Preventing Cold Damage
Preventing cold damage to plants begins by choosing plants that are native to our area or acclimated to the temperatures we experience. The USDA has created climatic zones based on average coldest temperatures for the regions of the US. Plants are categorized according to the areas in which they are hardy. Gardeners can choose plants that will perform in their area. For a map of the USDA hardiness zones they may visit the USDA website.
How to protect tender plants during the winter:
- Plant site selection can be crucial to winter hardiness of some plants. Planting under a tree canopy or near the southwest side of a home to maximize evening winter sun can protect plants. Planting on shady northern slopes can lead to frozen plants.
- Native plants are generally better adapted local weather extremes.

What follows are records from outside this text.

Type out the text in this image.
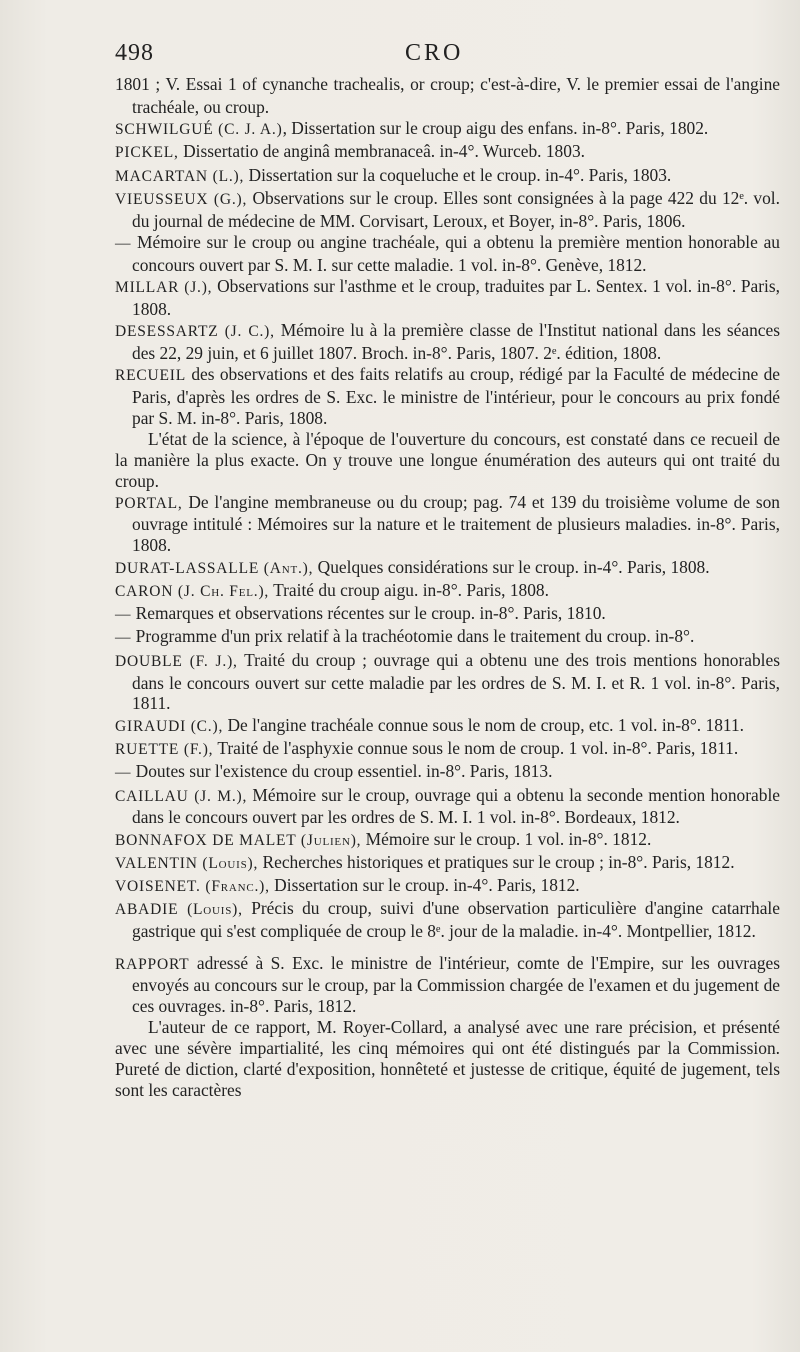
498	CRO
1801 ; V. Essai 1 of cynanche trachealis, or croup; c'est-à-dire, V. le premier essai de l'angine trachéale, ou croup.
SCHWILGUÉ (C. J. A.), Dissertation sur le croup aigu des enfans. in-8°. Paris, 1802.
PICKEL, Dissertatio de anginâ membranaceâ. in-4°. Wurceb. 1803.
MACARTAN (L.), Dissertation sur la coqueluche et le croup. in-4°. Paris, 1803.
VIEUSSEUX (G.), Observations sur le croup. Elles sont consignées à la page 422 du 12ᵉ. vol. du journal de médecine de MM. Corvisart, Leroux, et Boyer, in-8°. Paris, 1806.
— Mémoire sur le croup ou angine trachéale, qui a obtenu la première mention honorable au concours ouvert par S. M. I. sur cette maladie. 1 vol. in-8°. Genève, 1812.
MILLAR (J.), Observations sur l'asthme et le croup, traduites par L. Sentex. 1 vol. in-8°. Paris, 1808.
DESESSARTZ (J. C.), Mémoire lu à la première classe de l'Institut national dans les séances des 22, 29 juin, et 6 juillet 1807. Broch. in-8°. Paris, 1807. 2ᵉ. édition, 1808.
RECUEIL des observations et des faits relatifs au croup, rédigé par la Faculté de médecine de Paris, d'après les ordres de S. Exc. le ministre de l'intérieur, pour le concours au prix fondé par S. M. in-8°. Paris, 1808.

L'état de la science, à l'époque de l'ouverture du concours, est constaté dans ce recueil de la manière la plus exacte. On y trouve une longue énumération des auteurs qui ont traité du croup.

PORTAL, De l'angine membraneuse ou du croup; pag. 74 et 139 du troisième volume de son ouvrage intitulé : Mémoires sur la nature et le traitement de plusieurs maladies. in-8°. Paris, 1808.
DURAT-LASSALLE (Ant.), Quelques considérations sur le croup. in-4°. Paris, 1808.
CARON (J. Ch. Fel.), Traité du croup aigu. in-8°. Paris, 1808.
— Remarques et observations récentes sur le croup. in-8°. Paris, 1810.
— Programme d'un prix relatif à la trachéotomie dans le traitement du croup. in-8°.
DOUBLE (F. J.), Traité du croup ; ouvrage qui a obtenu une des trois mentions honorables dans le concours ouvert sur cette maladie par les ordres de S. M. I. et R. 1 vol. in-8°. Paris, 1811.
GIRAUDI (C.), De l'angine trachéale connue sous le nom de croup, etc. 1 vol. in-8°. 1811.
RUETTE (F.), Traité de l'asphyxie connue sous le nom de croup. 1 vol. in-8°. Paris, 1811.
— Doutes sur l'existence du croup essentiel. in-8°. Paris, 1813.
CAILLAU (J. M.), Mémoire sur le croup, ouvrage qui a obtenu la seconde mention honorable dans le concours ouvert par les ordres de S. M. I. 1 vol. in-8°. Bordeaux, 1812.
BONNAFOX DE MALET (Julien), Mémoire sur le croup. 1 vol. in-8°. 1812.
VALENTIN (Louis), Recherches historiques et pratiques sur le croup ; in-8°. Paris, 1812.
VOISENET. (Franc.), Dissertation sur le croup. in-4°. Paris, 1812.
ABADIE (Louis), Précis du croup, suivi d'une observation particulière d'angine catarrhale gastrique qui s'est compliquée de croup le 8ᵉ. jour de la maladie. in-4°. Montpellier, 1812.
RAPPORT adressé à S. Exc. le ministre de l'intérieur, comte de l'Empire, sur les ouvrages envoyés au concours sur le croup, par la Commission chargée de l'examen et du jugement de ces ouvrages. in-8°. Paris, 1812.

L'auteur de ce rapport, M. Royer-Collard, a analysé avec une rare précision, et présenté avec une sévère impartialité, les cinq mémoires qui ont été distingués par la Commission. Pureté de diction, clarté d'exposition, honnêteté et justesse de critique, équité de jugement, tels sont les caractères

- Plant nutrition can play a minor role in freezing. Maintaining proper fertility levels can lower the temperatures a plant can tolerate by five degrees.
- Windbreaks can be constructed or planted to block frigid winter winds.
- Plants can be covered with fabric on cold nights. Be sure to remove the fabric eventually based on weather conditions.
- Finally, watering plants keeps them hydrated and prevents plants from drying due to cold air and frozen soil.